Appraisable Stamp List
Perhaps the easiest way to tell if a stamp collection has a value for appraisal is to answer the basic question, “How much did the collector spend on his/her collection per month, year, or over the years? If the answer was nothing, that the stamps were found and came from letters, then the chance of having a valuable stamp collection is small. Additionally, did the collector spend significant amounts of money on selected stamps or did the collector just purchase large quantities of common stamps to fill spaces in an album?” If someone purchased scarce items for thousands of dollars, chances are they’ve gone up in value. If someone purchased a roomful of common stamps for a thousand dollars, it would not have appreciated in value. Always check invoices and receipts for clues as to the type of material that was collected and the prices paid. Additionally, was the collection insured and can you provide documentation of the policy?
Here are some stamp albums that contain spaces for better stamps; if you have any of these albums and they are fairly full or complete, then you probably have an appraisable collection:
• Any specialized album of a single country or geographic area.
• Scott Specialty Albums
• Scott National Albums
• Lighthouse Hingeless Albums
• Elbe Albums
• Scott International Albums
• Items Purchased from auction companies
• Master Global Albums
• Stanley Gibbons Imperial Albums
• Old (circa pre 1940) albums
• Items purchased that have attached certificates of authenticity from the APS, etc
• Large quantities of mint foreign and United States stamps in sheets
• Older United States and foreign covers (generally letters with stamps
attached or postal history) NO MODERN FIRST DAY COVERS.

Not Appraisable Stamps
I purchase all stamp related material including items on the “not appraisable” IF they are also stamps or collections included.

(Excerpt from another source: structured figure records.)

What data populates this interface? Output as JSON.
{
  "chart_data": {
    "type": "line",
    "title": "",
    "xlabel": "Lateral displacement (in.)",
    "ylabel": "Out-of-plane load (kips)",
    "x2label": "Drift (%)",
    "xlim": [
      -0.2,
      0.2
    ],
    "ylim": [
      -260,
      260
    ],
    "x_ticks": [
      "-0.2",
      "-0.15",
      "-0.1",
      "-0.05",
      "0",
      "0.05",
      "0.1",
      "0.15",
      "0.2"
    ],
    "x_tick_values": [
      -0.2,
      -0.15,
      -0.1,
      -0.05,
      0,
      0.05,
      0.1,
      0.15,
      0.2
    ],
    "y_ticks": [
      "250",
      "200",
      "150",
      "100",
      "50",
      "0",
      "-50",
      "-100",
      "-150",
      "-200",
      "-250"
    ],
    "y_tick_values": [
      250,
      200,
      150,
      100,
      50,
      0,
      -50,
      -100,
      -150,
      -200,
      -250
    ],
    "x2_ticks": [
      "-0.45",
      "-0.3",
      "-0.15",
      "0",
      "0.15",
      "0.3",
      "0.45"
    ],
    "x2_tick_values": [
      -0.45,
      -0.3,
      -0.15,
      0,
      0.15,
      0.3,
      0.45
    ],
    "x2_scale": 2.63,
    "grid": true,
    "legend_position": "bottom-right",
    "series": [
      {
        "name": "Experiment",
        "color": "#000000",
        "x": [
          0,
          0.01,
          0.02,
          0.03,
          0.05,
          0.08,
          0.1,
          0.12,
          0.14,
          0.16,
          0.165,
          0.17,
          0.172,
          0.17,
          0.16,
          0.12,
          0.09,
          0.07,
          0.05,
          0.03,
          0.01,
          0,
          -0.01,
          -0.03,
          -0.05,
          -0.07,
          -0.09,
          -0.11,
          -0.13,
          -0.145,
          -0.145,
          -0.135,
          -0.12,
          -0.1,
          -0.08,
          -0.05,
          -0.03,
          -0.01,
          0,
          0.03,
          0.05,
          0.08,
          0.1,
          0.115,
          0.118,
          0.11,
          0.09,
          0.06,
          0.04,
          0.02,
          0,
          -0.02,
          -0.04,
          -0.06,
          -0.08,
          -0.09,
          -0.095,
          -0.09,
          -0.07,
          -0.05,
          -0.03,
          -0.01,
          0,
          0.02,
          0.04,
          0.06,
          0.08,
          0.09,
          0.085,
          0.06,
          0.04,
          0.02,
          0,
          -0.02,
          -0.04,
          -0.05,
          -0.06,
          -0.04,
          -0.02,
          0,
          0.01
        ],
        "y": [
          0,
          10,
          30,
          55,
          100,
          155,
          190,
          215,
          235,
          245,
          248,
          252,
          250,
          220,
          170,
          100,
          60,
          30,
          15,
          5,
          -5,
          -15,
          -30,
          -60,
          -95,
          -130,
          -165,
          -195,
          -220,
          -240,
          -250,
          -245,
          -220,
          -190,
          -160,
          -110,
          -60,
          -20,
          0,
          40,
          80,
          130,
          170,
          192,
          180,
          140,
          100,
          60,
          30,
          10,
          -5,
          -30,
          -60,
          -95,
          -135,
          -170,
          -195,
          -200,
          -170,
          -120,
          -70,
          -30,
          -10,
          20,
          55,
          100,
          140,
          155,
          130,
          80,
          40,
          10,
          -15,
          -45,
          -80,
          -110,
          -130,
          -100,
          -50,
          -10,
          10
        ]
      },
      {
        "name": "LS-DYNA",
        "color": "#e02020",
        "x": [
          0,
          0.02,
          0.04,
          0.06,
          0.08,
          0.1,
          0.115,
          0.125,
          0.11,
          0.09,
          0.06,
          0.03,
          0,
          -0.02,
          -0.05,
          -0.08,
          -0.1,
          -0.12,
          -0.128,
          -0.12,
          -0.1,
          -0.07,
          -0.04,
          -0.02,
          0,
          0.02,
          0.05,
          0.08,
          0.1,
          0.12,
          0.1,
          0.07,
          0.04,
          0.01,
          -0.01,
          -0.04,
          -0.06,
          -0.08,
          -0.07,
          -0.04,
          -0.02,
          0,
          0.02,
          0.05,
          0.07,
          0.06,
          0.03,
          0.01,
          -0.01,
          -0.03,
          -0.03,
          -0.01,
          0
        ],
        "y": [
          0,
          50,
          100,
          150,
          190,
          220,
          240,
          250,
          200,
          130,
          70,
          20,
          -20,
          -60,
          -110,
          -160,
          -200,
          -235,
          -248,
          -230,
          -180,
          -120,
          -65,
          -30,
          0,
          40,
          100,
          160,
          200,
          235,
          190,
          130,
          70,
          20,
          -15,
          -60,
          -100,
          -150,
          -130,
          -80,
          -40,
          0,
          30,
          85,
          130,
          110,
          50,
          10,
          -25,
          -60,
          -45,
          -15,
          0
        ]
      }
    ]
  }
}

I’ll not purchase a holding of items exclusively on the “not appraisable list.” While there are many valuable stamp collections in private hands, most stamp collections are common or in the beginner/hobby category – these collections are fun, educational and put together but usually have little or no significant value.
• Beginner/Hobby Collections – usually put together by children or budget minded collectors consisting of common stamps bought from the post office over the last 60 years or bought in sets or packets from mail order stamp companies.
• Items manufactured by after market companies such as: Gold Plated stamp replicas – singles or on envelopes. Items by such companies as the American Commemorative Society, Postal Commemorative Society, Franklin Mint, Heirloom Collection, etc. These types of products come in large albums with fancy binders and elaborate pictures. They have no resale value.
• First Day Covers – issued by postal services over the last 60 years have little or no resale value.
• Stamp supplies or empty albums.
• Commemorative panels and souvenir pages by the USPS.
• Common correspondence of the last 60 years.
• Accumulations of mostly used stamps of the last 70 years in envelopes or boxes, even if carefully organized.
• Collections in Harris Albums (Statesman, Ambassador, Pioneer, etc)
• United Nations Stamp Collections

The preceding list is not all inclusive, it should give you a rough idea of what you have and can help you determine if an appraisal is justifiable.